Nicholas Underhill QC is a member of Fountain Court Chambers.

Employment practitioners have been treated over the past few years to a series of supposed landmark decisions on the meaning of the Acquired Rights Directive and the Transfer of Undertakings Regulations (Tupe). Some of the landmarks have, in retrospect, been distinctly obscure. Does last week's decision by the European Court in Suzen v Zehnacker Gebaudereinigung GmbH really deserve the chorus of excited commentary which it has provoked?

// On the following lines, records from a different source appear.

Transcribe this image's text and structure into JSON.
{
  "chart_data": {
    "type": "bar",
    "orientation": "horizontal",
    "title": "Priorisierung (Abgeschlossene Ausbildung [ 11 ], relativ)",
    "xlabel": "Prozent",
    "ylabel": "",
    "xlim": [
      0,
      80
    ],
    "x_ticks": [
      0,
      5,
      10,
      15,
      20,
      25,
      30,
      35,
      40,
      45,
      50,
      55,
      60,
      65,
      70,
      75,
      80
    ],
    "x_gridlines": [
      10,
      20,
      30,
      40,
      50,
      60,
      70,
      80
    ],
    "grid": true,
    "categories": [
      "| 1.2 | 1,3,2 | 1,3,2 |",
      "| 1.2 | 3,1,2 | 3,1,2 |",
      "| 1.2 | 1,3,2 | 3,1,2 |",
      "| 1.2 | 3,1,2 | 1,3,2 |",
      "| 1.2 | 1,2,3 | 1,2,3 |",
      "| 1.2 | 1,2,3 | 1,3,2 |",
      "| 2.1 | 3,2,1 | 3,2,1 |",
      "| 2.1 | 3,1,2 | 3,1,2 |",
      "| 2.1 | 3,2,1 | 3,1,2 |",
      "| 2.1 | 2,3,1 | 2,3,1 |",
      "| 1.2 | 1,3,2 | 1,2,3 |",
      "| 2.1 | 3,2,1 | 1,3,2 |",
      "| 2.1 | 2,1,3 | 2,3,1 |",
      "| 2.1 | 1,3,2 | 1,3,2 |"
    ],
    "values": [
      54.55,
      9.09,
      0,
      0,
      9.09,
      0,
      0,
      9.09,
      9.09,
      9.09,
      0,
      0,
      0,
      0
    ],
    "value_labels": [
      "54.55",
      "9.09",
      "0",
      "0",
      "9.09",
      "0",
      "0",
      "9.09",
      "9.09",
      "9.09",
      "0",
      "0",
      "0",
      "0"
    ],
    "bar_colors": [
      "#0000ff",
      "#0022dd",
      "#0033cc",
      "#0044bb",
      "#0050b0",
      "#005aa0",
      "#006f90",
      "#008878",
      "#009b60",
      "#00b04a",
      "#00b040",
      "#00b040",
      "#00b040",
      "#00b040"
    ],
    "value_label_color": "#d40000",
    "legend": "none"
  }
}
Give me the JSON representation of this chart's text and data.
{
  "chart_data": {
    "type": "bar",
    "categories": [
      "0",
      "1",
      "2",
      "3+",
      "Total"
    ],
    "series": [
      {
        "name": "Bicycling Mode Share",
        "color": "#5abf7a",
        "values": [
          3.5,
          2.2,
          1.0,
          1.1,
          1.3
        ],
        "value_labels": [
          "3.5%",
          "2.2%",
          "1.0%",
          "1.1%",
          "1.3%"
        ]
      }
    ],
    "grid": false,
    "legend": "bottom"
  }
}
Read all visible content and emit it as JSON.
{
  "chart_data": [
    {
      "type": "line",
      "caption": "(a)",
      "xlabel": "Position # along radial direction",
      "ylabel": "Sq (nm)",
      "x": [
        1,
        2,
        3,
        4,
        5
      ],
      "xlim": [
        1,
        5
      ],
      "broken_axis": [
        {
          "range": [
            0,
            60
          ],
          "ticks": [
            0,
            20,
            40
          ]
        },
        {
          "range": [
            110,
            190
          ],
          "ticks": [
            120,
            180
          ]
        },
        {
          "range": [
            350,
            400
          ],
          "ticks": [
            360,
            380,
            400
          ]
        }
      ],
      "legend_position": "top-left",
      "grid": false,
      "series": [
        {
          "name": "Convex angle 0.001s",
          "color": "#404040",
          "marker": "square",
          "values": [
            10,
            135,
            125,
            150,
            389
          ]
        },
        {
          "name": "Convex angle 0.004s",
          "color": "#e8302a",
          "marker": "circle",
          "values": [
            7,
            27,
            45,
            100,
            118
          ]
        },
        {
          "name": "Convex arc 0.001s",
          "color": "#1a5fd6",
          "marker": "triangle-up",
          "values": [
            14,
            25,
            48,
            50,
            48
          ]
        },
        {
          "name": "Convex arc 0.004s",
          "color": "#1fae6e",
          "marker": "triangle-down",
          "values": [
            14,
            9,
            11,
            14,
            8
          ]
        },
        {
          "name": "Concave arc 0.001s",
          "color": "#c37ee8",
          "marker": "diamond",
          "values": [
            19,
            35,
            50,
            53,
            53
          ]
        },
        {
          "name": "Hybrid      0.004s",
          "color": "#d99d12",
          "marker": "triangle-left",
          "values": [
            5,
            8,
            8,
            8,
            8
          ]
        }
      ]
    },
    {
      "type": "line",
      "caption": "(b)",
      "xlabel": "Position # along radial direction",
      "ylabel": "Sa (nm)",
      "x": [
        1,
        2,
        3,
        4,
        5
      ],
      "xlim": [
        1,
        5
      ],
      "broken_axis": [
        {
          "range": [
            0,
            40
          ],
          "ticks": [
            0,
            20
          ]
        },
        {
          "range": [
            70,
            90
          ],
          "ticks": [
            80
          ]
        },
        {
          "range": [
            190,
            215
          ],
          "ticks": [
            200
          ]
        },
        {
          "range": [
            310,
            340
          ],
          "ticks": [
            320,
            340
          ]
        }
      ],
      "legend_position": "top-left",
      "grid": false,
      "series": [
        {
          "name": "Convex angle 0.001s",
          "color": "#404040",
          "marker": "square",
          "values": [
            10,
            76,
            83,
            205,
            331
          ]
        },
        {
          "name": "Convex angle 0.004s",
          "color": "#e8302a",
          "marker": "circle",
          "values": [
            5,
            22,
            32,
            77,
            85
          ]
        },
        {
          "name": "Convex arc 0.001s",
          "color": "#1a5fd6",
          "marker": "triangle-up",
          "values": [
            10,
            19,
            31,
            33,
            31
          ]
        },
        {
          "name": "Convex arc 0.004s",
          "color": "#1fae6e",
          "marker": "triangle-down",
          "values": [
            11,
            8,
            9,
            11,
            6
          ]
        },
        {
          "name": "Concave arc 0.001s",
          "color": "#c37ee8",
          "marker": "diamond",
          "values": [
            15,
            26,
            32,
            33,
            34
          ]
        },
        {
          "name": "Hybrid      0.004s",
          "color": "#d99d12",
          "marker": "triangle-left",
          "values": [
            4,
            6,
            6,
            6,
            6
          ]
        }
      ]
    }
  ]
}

The answer is yes. Suzen was employed by a firm which held the cleaning contract at a school in Bonn. When it lost the contract to another firm she was dismissed. The conventional wisdom has been that in all such cases there was a transfer of an undertaking – within the meaning of Tupe and the Directive – between the old contractor and the new.

The result was that the new contractor prima facie inherited the existing workforce, on the same terms, leaving the old contractor without redundancy liabilities. It made no difference that there was no transfer of assets or (it seemed) that the new contractor did not wish to retain all or any of the old workforce. Contracting companies in a number of fields have had to adapt themselves to this awkward reality.

The court has now made clear that there is no such rule. The judgment is, as usual, opaque; but it now appears that the replacement of one contractor by another will not by itself constitute the transfer of an undertaking.

It may do so if there is a significant transfer of assets or if the new contractor "takes over a major part, in terms of their number and skills, of the employees, specially assigned by his predecessor to that task". It would seem, therefore, that new contractors will, in many cases, be able to avoid being landed with their predecessor's workforce simply by making it clear that they do not want it.

In due course, employers and contractors will adjust to the Suzen decision and negotiate their respective liabilities accordingly. But the court's change of stance seems likely to give rise to litigation.

Questions that may arise include how "a major part of the workforce, in terms of number and skills" is to be recognised; whether tribunals will remain bound by the decision of the Court of Appeal in Dines, which embodies the previous orthodoxy; and whether contracts entered into between employer and contractor on the basis of the previous understanding of the law can be set aside as mistakes (assuming that a mistake of law may now be a ground for rescission).